Fielden commissioned John Gibson to design the Castle. It was to "Immortalise the name of Fielden" and to be "the most commanding object in the neighbourhood". The total cost of the building came to a total of £71,589 making it more expensive than either Todmorden Town Hall or Todmorden's Unitarian Church, both prestigious and architecturally significant buildings designed by Gibson.

The 2 storey building has 4 turrets on its corners, several bay windows and a substantial 4 storey tower. The vast majority of the top of the building is castellated with battlements although of course this is for aesthetic rather than defensive reasons. Inside the castle are large columns of Devonshire Marble, a Rose Pink Marble fireplace, and an imposing Spinkwell Stone staircase. The Saloon (or 'Salon') area is topped by two large glass domes. The building contains four stone Tympana carved from Caen stone. The four carvings depict different images associated with the cotton industry. The Fieldens were a force for change in the conditions of workers in the very industry that made their own fortunes. This has certainly led some to believe that the carvings are intended to communicate these humanitarian beliefs.

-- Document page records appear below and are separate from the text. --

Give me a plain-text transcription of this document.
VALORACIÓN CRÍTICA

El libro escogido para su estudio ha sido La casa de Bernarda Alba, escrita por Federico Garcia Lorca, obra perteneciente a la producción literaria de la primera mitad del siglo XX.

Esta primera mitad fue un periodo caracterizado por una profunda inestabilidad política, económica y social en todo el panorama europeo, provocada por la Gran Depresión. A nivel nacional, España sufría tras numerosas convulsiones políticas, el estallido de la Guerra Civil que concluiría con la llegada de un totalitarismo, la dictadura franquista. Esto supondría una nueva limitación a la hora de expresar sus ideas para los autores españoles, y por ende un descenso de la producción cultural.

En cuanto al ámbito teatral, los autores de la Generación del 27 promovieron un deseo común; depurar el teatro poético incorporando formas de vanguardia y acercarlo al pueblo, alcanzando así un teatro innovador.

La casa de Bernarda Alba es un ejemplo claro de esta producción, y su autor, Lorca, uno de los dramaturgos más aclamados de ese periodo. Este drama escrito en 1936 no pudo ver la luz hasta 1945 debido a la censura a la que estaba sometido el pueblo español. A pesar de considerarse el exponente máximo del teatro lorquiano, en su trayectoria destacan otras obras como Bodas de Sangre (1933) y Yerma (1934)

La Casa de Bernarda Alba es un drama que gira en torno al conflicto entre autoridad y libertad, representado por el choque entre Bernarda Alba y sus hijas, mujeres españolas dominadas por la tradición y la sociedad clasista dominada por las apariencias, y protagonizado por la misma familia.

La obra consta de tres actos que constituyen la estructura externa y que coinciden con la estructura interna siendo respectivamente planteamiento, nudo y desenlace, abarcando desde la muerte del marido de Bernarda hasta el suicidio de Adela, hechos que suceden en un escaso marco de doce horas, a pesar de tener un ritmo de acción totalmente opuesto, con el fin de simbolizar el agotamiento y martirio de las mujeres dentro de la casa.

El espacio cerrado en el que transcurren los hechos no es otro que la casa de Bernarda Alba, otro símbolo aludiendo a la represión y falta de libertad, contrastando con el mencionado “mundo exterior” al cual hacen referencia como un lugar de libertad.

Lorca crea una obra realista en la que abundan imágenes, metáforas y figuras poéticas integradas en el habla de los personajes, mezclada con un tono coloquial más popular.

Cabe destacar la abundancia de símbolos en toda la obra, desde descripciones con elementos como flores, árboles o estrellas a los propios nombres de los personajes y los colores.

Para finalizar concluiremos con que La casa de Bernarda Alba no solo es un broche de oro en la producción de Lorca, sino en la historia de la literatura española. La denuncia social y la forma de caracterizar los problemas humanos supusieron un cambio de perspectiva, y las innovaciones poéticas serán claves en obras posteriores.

The 66-room building is Grade II* listed.

The Four Stone Tympana of Dobroyd Castle's Saloon
The first carving of enslaved African people picking cotton in America. The scene does not romanticise the cotton growing scene but shows a slave master watching over the workers as they toil.
The second tympanum shows a port where a cargo of cotton bales are to be loaded onto a ship, again with the enslaved workers who are tying up the bales whilst a port official looks on from his desk.
A third tympanum shows Richard Arkwright"The Father of the Factory System" working on what was to become the Water frame, an important invention allowing cheap yarn and therefore cheap cloth to be manufactured. This sparked the great expansion of the cotton industry.
The fourth and last carving shows women at a weaving loom and the finished cloth. The product that made the Fieldens rich.